I am sure that our armed forces will read of this in utter disbelief - perhaps we could persuade the Taliban, et al, to take a break at weekends too!,

I'll try not to die on a weekend. God forbid I'd involve Dr's Nurses maybe a porter or two and a mortician! Mind you, ambulance staff always seem to be there!

...makes sense Dave!

I'm the manager of a nursing home. Prior to that l managed a centre for homeless people. Both operate 24/7. why is it so difficult for the NHS?

It should be remembered that a major hospital has in the region of £20 to £30mm of capital equipment in operating theatres, imaging scanners, radiotheraphy equipment etc, which should be used 24/7 to get the maximum ecconomic benefit. No private sector organisation could affort to have such equipment idle 60% of available time. Also the recent Dr Foster report stated that mortality rates were significantly higher in many hospitals at weekends because many facilities were not available. From a full economic cost perspective the NHS cannot afford to have all facilities availble and staffed 24/7. The NHS has to change it's culture to reflect patients needs over that of the staff, and develope a little commercial acumen for the benefit of the tax payers
Lets start putting the patient first!!!!

...100% agree with you David!

Helen - I am afraid that the NHS does not feel that it has any particular duty of care towards patients any more - the staff unions have, effectively, taken over the body corporate; granted, there are still SOME examples of excellent care and "outcomes" to be found in the NHS but, on the whole, it seems this, once fine, body has lost sight of its objectives - ie PATIENT care.

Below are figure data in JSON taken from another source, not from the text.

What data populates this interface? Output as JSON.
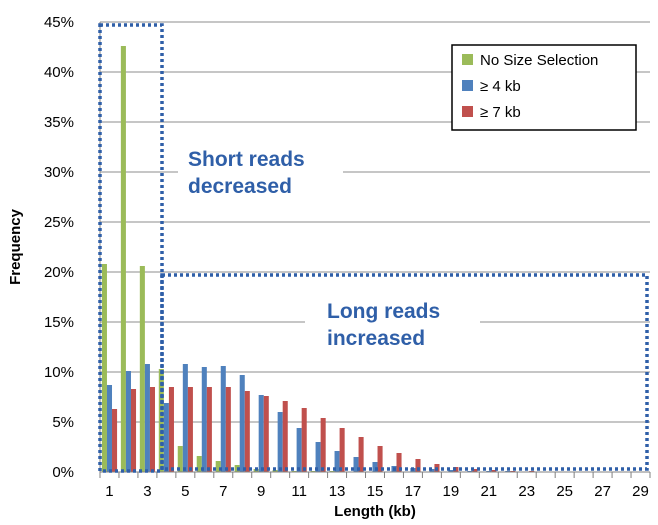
{
  "chart_data": {
    "type": "bar",
    "xlabel": "Length (kb)",
    "ylabel": "Frequency",
    "ylim": [
      0,
      45
    ],
    "y_ticks": [
      "0%",
      "5%",
      "10%",
      "15%",
      "20%",
      "25%",
      "30%",
      "35%",
      "40%",
      "45%"
    ],
    "x_tick_labels": [
      "1",
      "3",
      "5",
      "7",
      "9",
      "11",
      "13",
      "15",
      "17",
      "19",
      "21",
      "23",
      "25",
      "27",
      "29"
    ],
    "categories": [
      1,
      2,
      3,
      4,
      5,
      6,
      7,
      8,
      9,
      10,
      11,
      12,
      13,
      14,
      15,
      16,
      17,
      18,
      19,
      20,
      21,
      22,
      23,
      24,
      25,
      26,
      27,
      28,
      29
    ],
    "grid": true,
    "legend_placement": "top-right",
    "series": [
      {
        "name": "No Size Selection",
        "color": "#9bbb59",
        "values": [
          20.8,
          42.6,
          20.6,
          10.3,
          2.6,
          1.6,
          1.1,
          0.7,
          0.3,
          0.2,
          0.1,
          0.1,
          0.1,
          0,
          0,
          0,
          0,
          0,
          0,
          0,
          0,
          0,
          0,
          0,
          0,
          0,
          0,
          0,
          0
        ]
      },
      {
        "name": "≥ 4 kb",
        "color": "#4f81bd",
        "values": [
          8.7,
          10.1,
          10.8,
          6.9,
          10.8,
          10.5,
          10.6,
          9.7,
          7.7,
          6.0,
          4.4,
          3.0,
          2.1,
          1.5,
          1.0,
          0.6,
          0.4,
          0.3,
          0.2,
          0.1,
          0.1,
          0.1,
          0.05,
          0,
          0,
          0,
          0,
          0,
          0
        ]
      },
      {
        "name": "≥ 7 kb",
        "color": "#c0504d",
        "values": [
          6.3,
          8.3,
          8.5,
          8.5,
          8.5,
          8.5,
          8.5,
          8.1,
          7.6,
          7.1,
          6.4,
          5.4,
          4.4,
          3.5,
          2.6,
          1.9,
          1.3,
          0.8,
          0.5,
          0.3,
          0.2,
          0.1,
          0.1,
          0.05,
          0.05,
          0,
          0,
          0,
          0
        ]
      }
    ],
    "annotations": [
      {
        "line1": "Short reads",
        "line2": "decreased",
        "color": "#2f5fa8"
      },
      {
        "line1": "Long reads",
        "line2": "increased",
        "color": "#2f5fa8"
      }
    ]
  }
}
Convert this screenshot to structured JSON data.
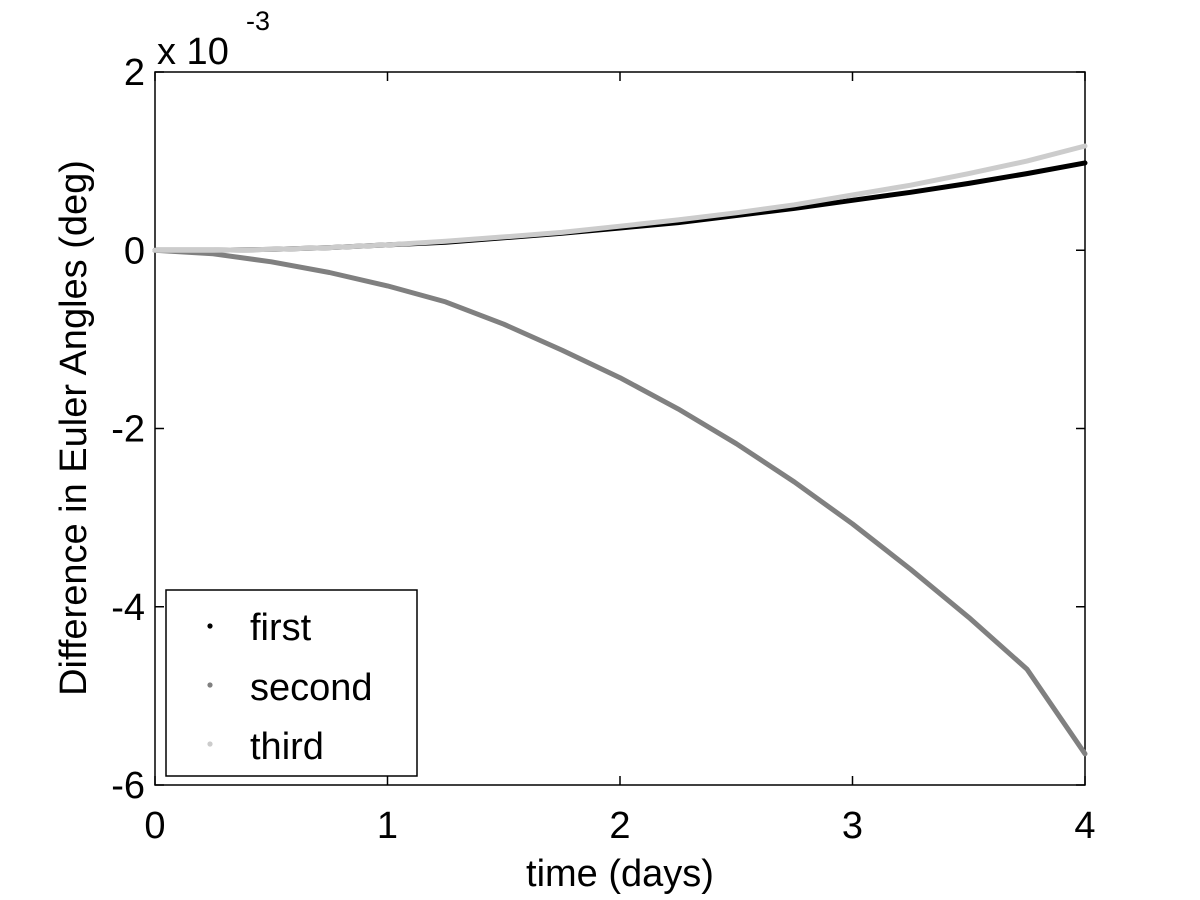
{
  "chart_data": {
    "type": "line",
    "title": "",
    "xlabel": "time (days)",
    "ylabel": "Difference in Euler Angles (deg)",
    "y_multiplier_base": "x 10",
    "y_multiplier_exp": "-3",
    "xlim": [
      0,
      4
    ],
    "ylim": [
      -6,
      2
    ],
    "xticks": [
      0,
      1,
      2,
      3,
      4
    ],
    "yticks": [
      -6,
      -4,
      -2,
      0,
      2
    ],
    "grid": false,
    "legend_position": "bottom-left",
    "x": [
      0,
      0.25,
      0.5,
      0.75,
      1,
      1.25,
      1.5,
      1.75,
      2,
      2.25,
      2.5,
      2.75,
      3,
      3.25,
      3.5,
      3.75,
      4
    ],
    "series": [
      {
        "name": "first",
        "color": "#000000",
        "values": [
          0,
          0.0,
          0.01,
          0.03,
          0.06,
          0.09,
          0.14,
          0.19,
          0.25,
          0.31,
          0.39,
          0.47,
          0.56,
          0.65,
          0.75,
          0.86,
          0.98
        ]
      },
      {
        "name": "second",
        "color": "#808080",
        "values": [
          0,
          -0.04,
          -0.13,
          -0.25,
          -0.4,
          -0.58,
          -0.83,
          -1.12,
          -1.43,
          -1.78,
          -2.17,
          -2.6,
          -3.07,
          -3.58,
          -4.12,
          -4.7,
          -5.65
        ]
      },
      {
        "name": "third",
        "color": "#cccccc",
        "values": [
          0,
          0.0,
          0.01,
          0.03,
          0.06,
          0.1,
          0.15,
          0.2,
          0.27,
          0.34,
          0.42,
          0.51,
          0.62,
          0.73,
          0.86,
          1.0,
          1.17
        ]
      }
    ]
  }
}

Whether or not this decline is due to "management" and the "target culture" is a matter for conjecture - but the Hippocratic Oath is taking a bit of a battering at the moment.

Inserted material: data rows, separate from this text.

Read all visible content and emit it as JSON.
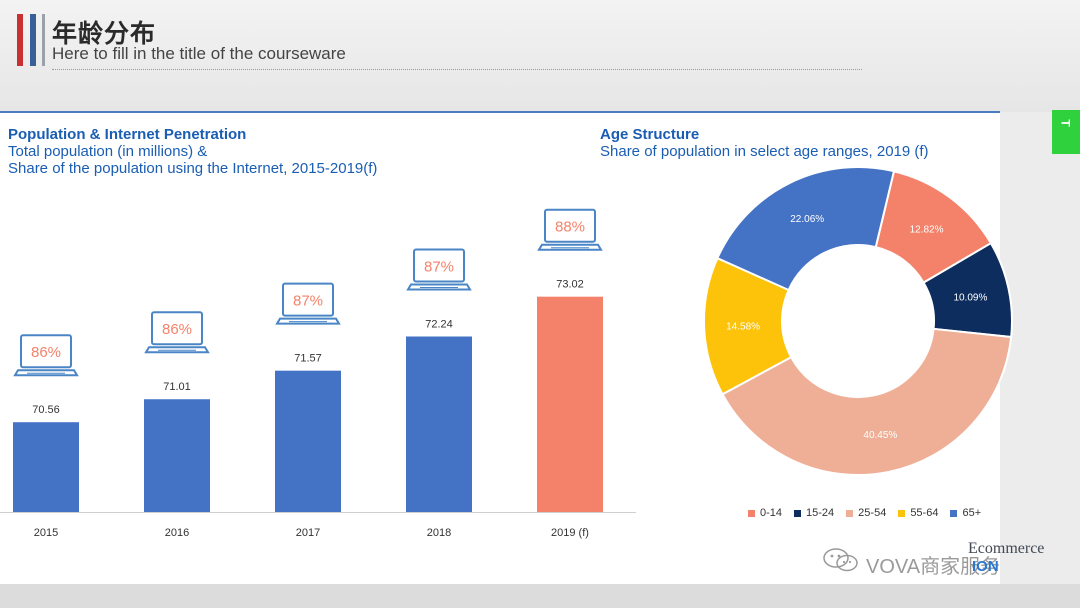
{
  "slide": {
    "title": "年龄分布",
    "subtitle": "Here to fill in the title of the courseware",
    "side_tab": "T"
  },
  "colors": {
    "bar_blue": "#4472c4",
    "bar_highlight": "#f4826a",
    "laptop_stroke": "#4a86c5",
    "heading_blue": "#1a5db3",
    "accent_red": "#c8312f",
    "accent_blue": "#3a5e96"
  },
  "watermark": {
    "text": "VOVA商家服务",
    "brand_line1": "Ecommerce",
    "brand_line2": "ION",
    "icon": "wechat-icon"
  },
  "chart_data": [
    {
      "type": "bar",
      "title": "Population & Internet Penetration",
      "subtitle_lines": [
        "Total population (in millions) &",
        "Share of the population using the Internet, 2015-2019(f)"
      ],
      "categories": [
        "2015",
        "2016",
        "2017",
        "2018",
        "2019 (f)"
      ],
      "values": [
        70.56,
        71.01,
        71.57,
        72.24,
        73.02
      ],
      "value_labels": [
        "70.56",
        "71.01",
        "71.57",
        "72.24",
        "73.02"
      ],
      "internet_share": [
        "86%",
        "86%",
        "87%",
        "87%",
        "88%"
      ],
      "highlight_index": 4,
      "annotation_icon": "laptop-icon",
      "ylim": [
        68.8,
        73.7
      ],
      "grid": false
    },
    {
      "type": "pie",
      "title": "Age Structure",
      "subtitle": "Share of population in select age ranges, 2019 (f)",
      "donut": true,
      "labels": [
        "0-14",
        "15-24",
        "25-54",
        "55-64",
        "65+"
      ],
      "values": [
        12.82,
        10.09,
        40.45,
        14.58,
        22.06
      ],
      "value_labels": [
        "12.82%",
        "10.09%",
        "40.45%",
        "14.58%",
        "22.06%"
      ],
      "colors": [
        "#f4826a",
        "#0d2d5e",
        "#efae96",
        "#fdc20a",
        "#4472c4"
      ],
      "legend_position": "bottom"
    }
  ]
}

I think running the NHS 24/7 is an excellent idea provided Sir Bruce Keogh comes up with plans for beds and for funds to pay the staff
As it is the cash strapped NHS Trusts are closing wards in the name of reconfiguration, elective operations get cancelled due to lack of beds especially during winter and with many hospitals trying to cut staff where will the money come from?
It is silly to compare hospitals to Tescos as it is silly to compare it to schools
Has Sir Bruce Keogh ever gone to Tescos after 11 pm?

It should be noted that those of us who work in emergency departments have been providing as much senior (ie consultant) out of hours cover as our contracts will allow for some time now. There are several inpatient specialties which provide good consultant cover out of hours for emergencies, but many which are not funded to do so. Money should be diverted to provide good emergency cover before we start talking about elective (ie planned) services out of hours.